This is a problem from Ted Shifrin's book on Mutivariable Mathematics, I have asked a similar question earlier, but as I am revisiting this problem after 3 years, I realized my old question and answer do not provide a satisfactory or comprehensive answer.
Given $\mathbf{f}: A \mapsto A^2$, for $A \in \mathbb{R}^{n \times n}$.
(a) Applying the Inverse Function Theorem, show that every matrix $B$ in a neighbourhood of $I$ has (atleast) 2 square roots $A$, that is $A^2 = B$, each varying as a $C^1$ function of $B$.
(b) Can you decide if there are precisely 2 or more ? (Hint: in 2x2 case, what is $D\mathbf{f}\left ( \begin{bmatrix} 1 & 0 \\ 0 & -1 \end{bmatrix} \right )$ ?
I am able to solve part (a) by observing that $f(\pm I) = I$, so the inverse function theorem can be applied to the map $\mathbf{f}$ at $A =I$ and $A= -I$. Thus it asserts the existence of inverse functions $\phi_1, \phi_2$ so that, two square roots are accounted for, and I have shown that there exist at least 2 square roots.
My question pertains to part (b).
I can see that Inverse function theorem does not apply, since the map $D\mathbf{f}\left ( \begin{bmatrix} 1 & 0 \\ 0 & -1 \end{bmatrix} \right )$ is not invertible.
However, $ f\left ( \begin{bmatrix} 1 & 0 \\ 0 & -1 \end{bmatrix} \right ) = I $.
Since the map $f$ is continuous, for a given $\epsilon > 0$, one can find $\delta > 0$ so that $X \in \delta-$neighbourhood of $\begin{bmatrix} 1 & 0 \\ 0 & -1 \end{bmatrix}$ will be mapped by $f$ to $\epsilon-$neighbourhood of $I$.
Thus there exist $B$ near $I$ that have distinct pre-images (square roots) in the neighbourhoods of $I, -I, \begin{bmatrix} 1 & 0 \\ 0 & -1 \end{bmatrix}$.
At this point, I can only conclude that
1) I can construct a neighbourhood aroundn $I$ wherein every $B$ has 2 square roots
2) For some $B$, there might be a third square root.
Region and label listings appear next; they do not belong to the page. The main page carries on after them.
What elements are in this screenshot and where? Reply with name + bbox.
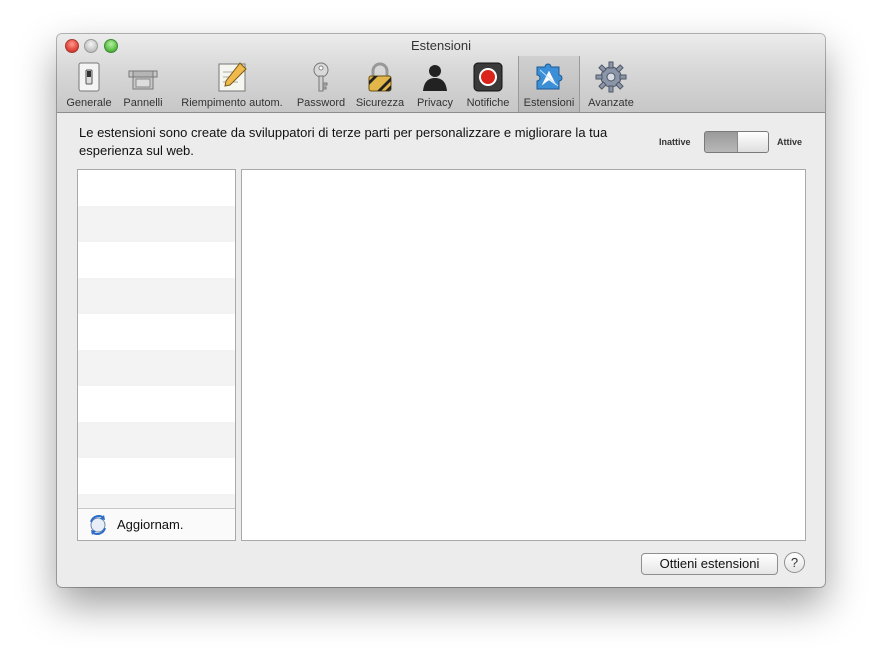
title-bar: Estensioni Generale Pannelli Riempimento… [57,34,825,113]
extensions-enable-toggle[interactable] [704,131,769,153]
list-row [78,386,235,422]
list-row [78,242,235,278]
toggle-knob[interactable] [737,132,768,152]
toolbar-item-generale[interactable]: Generale [65,56,113,112]
toolbar-item-pannelli[interactable]: Pannelli [119,56,167,112]
tabs-icon [128,70,158,90]
window-title: Estensioni [411,38,471,53]
preferences-window: Estensioni Generale Pannelli Riempimento… [57,34,825,587]
toolbar-item-label: Pannelli [123,97,163,109]
list-row [78,278,235,314]
list-row [78,458,235,494]
get-extensions-button[interactable]: Ottieni estensioni [641,553,778,575]
red-record-icon [473,62,503,92]
person-silhouette-icon [423,65,447,91]
toolbar-item-sicurezza[interactable]: Sicurezza [353,56,407,112]
toggle-off-label: Inattive [659,137,691,147]
toolbar-item-label: Notifiche [466,97,510,109]
toolbar-item-label: Password [296,97,346,109]
toolbar-item-label: Privacy [416,97,454,109]
puzzle-compass-icon [536,63,563,90]
toolbar-item-estensioni[interactable]: Estensioni [518,56,580,112]
list-row [78,170,235,206]
toolbar-item-avanzate[interactable]: Avanzate [584,56,638,112]
switch-icon [78,62,100,92]
preferences-toolbar: Generale Pannelli Riempimento autom. Pas… [57,56,825,112]
help-button[interactable]: ? [784,552,805,573]
list-row [78,422,235,458]
toolbar-item-label: Avanzate [588,97,634,109]
update-refresh-icon [90,514,106,535]
updates-item[interactable]: Aggiornam. [78,508,235,540]
toolbar-item-label: Riempimento autom. [181,97,283,109]
key-icon [313,62,329,92]
toolbar-item-riempimento-autom[interactable]: Riempimento autom. [173,56,291,112]
toolbar-item-password[interactable]: Password [295,56,347,112]
extensions-pane: Le estensioni sono create da sviluppator… [57,113,825,587]
list-row [78,206,235,242]
toolbar-item-notifiche[interactable]: Notifiche [461,56,515,112]
toolbar-item-label: Generale [66,97,112,109]
gear-icon [595,61,627,93]
padlock-icon [368,62,392,92]
toolbar-item-label: Estensioni [523,97,575,109]
toolbar-item-label: Sicurezza [355,97,405,109]
extensions-description: Le estensioni sono create da sviluppator… [79,125,608,158]
toolbar-item-privacy[interactable]: Privacy [411,56,459,112]
pencil-form-icon [218,62,247,92]
extensions-list[interactable]: Aggiornam. [77,169,236,541]
list-row [78,314,235,350]
extension-detail-panel [241,169,806,541]
toggle-on-label: Attive [777,137,803,147]
list-row [78,350,235,386]
updates-label: Aggiornam. [117,517,184,532]
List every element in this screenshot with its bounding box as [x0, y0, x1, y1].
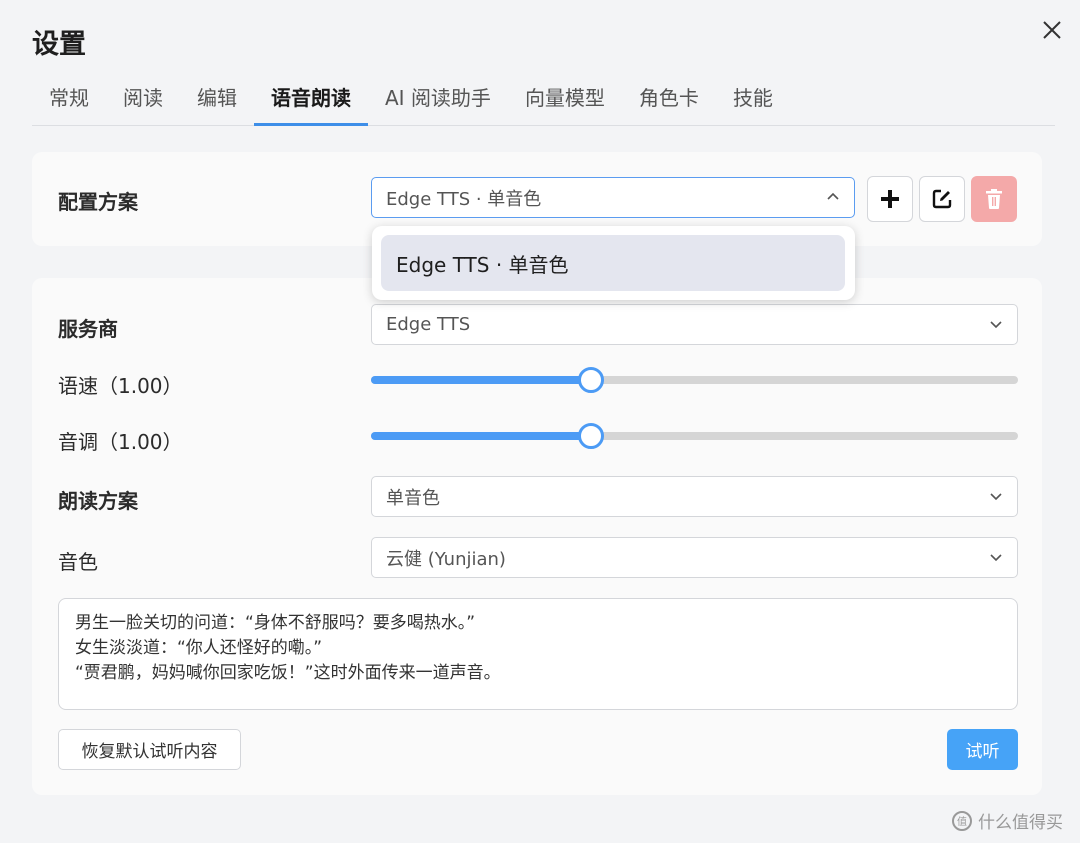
pitch-slider[interactable] — [371, 423, 1018, 449]
pitch-label: 音调（1.00） — [58, 430, 183, 454]
close-button[interactable] — [1036, 14, 1068, 46]
preview-text-input[interactable]: 男生一脸关切的问道：“身体不舒服吗？要多喝热水。” 女生淡淡道：“你人还怪好的嘞… — [58, 598, 1018, 710]
rate-slider-thumb[interactable] — [577, 367, 604, 393]
delete-profile-button[interactable] — [971, 176, 1017, 222]
rate-label: 语速（1.00） — [58, 374, 183, 398]
tab-ai-assistant[interactable]: AI 阅读助手 — [368, 74, 508, 125]
tts-settings-card: 服务商 Edge TTS 语速（1.00） 音调（1.00） 朗读方案 单音色 … — [32, 278, 1042, 795]
trash-icon — [986, 189, 1002, 209]
add-profile-button[interactable] — [867, 176, 913, 222]
svg-text:值: 值 — [957, 815, 967, 828]
plus-icon — [881, 190, 899, 208]
chevron-down-icon — [990, 321, 1002, 329]
smzdm-logo-icon: 值 — [952, 810, 972, 831]
profile-select[interactable]: Edge TTS · 单音色 — [371, 177, 855, 218]
voice-label: 音色 — [58, 550, 98, 574]
pitch-slider-fill — [371, 432, 591, 440]
reset-preview-button[interactable]: 恢复默认试听内容 — [58, 729, 241, 770]
profile-dropdown-menu: Edge TTS · 单音色 — [372, 226, 855, 300]
scheme-select-value: 单音色 — [386, 487, 440, 509]
tab-role-card[interactable]: 角色卡 — [622, 74, 716, 125]
profile-label: 配置方案 — [58, 190, 138, 214]
chevron-down-icon — [990, 554, 1002, 562]
listen-button[interactable]: 试听 — [947, 729, 1018, 770]
scheme-label: 朗读方案 — [58, 489, 138, 513]
watermark: 值 什么值得买 — [950, 808, 1063, 833]
page-title: 设置 — [32, 29, 86, 60]
chevron-down-icon — [990, 493, 1002, 501]
tab-bar: 常规 阅读 编辑 语音朗读 AI 阅读助手 向量模型 角色卡 技能 — [32, 74, 1055, 126]
provider-select[interactable]: Edge TTS — [371, 304, 1018, 345]
close-icon — [1043, 21, 1061, 39]
tab-reading[interactable]: 阅读 — [106, 74, 180, 125]
profile-select-value: Edge TTS · 单音色 — [386, 188, 542, 210]
provider-label: 服务商 — [58, 317, 118, 341]
tab-editing[interactable]: 编辑 — [180, 74, 254, 125]
rate-slider-fill — [371, 376, 591, 384]
edit-profile-button[interactable] — [919, 176, 965, 222]
voice-select-value: 云健 (Yunjian) — [386, 548, 506, 570]
voice-select[interactable]: 云健 (Yunjian) — [371, 537, 1018, 578]
scheme-select[interactable]: 单音色 — [371, 476, 1018, 517]
watermark-text: 什么值得买 — [978, 813, 1063, 833]
profile-option[interactable]: Edge TTS · 单音色 — [381, 235, 845, 291]
tab-general[interactable]: 常规 — [32, 74, 106, 125]
pitch-slider-thumb[interactable] — [577, 423, 604, 449]
rate-slider[interactable] — [371, 367, 1018, 393]
chevron-up-icon — [827, 192, 839, 200]
tab-tts[interactable]: 语音朗读 — [254, 74, 368, 126]
tab-skills[interactable]: 技能 — [716, 74, 790, 125]
edit-icon — [932, 189, 952, 209]
tab-vector-model[interactable]: 向量模型 — [508, 74, 622, 125]
provider-select-value: Edge TTS — [386, 314, 471, 335]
Q) So how can I definitively answer (b), that is, decide if there are precisely 2 or more square roots for $B$ in the neighbourhood of $I$?
In fact, any reflection (across a line in $\Bbb R^2$ or across any nontrivial subspace in higher dimensions) gives a square root of $I$. The matrix $A_0=\begin{bmatrix} 1 & 0 \\ 0 & -1\end{bmatrix}$ gives an example, of course. $D\mathbf f(A_0)$ has a $2$-dimensional nullspace, accounting for varying the $\pm 1$-eigenspaces of the reflection. However, as was already pointed out in the answer to your first question, there are matrices arbitrarily close to $I$ (e.g., $\begin{bmatrix} 1 & \epsilon \\ 0 & 1\end{bmatrix}$) having no square root near $A_0$ (or, indeed, any other reflection matrix). So $\mathbf f$ is a local diffeomorphism, as expected, only at $\pm I$, not at any other preimages of $I$.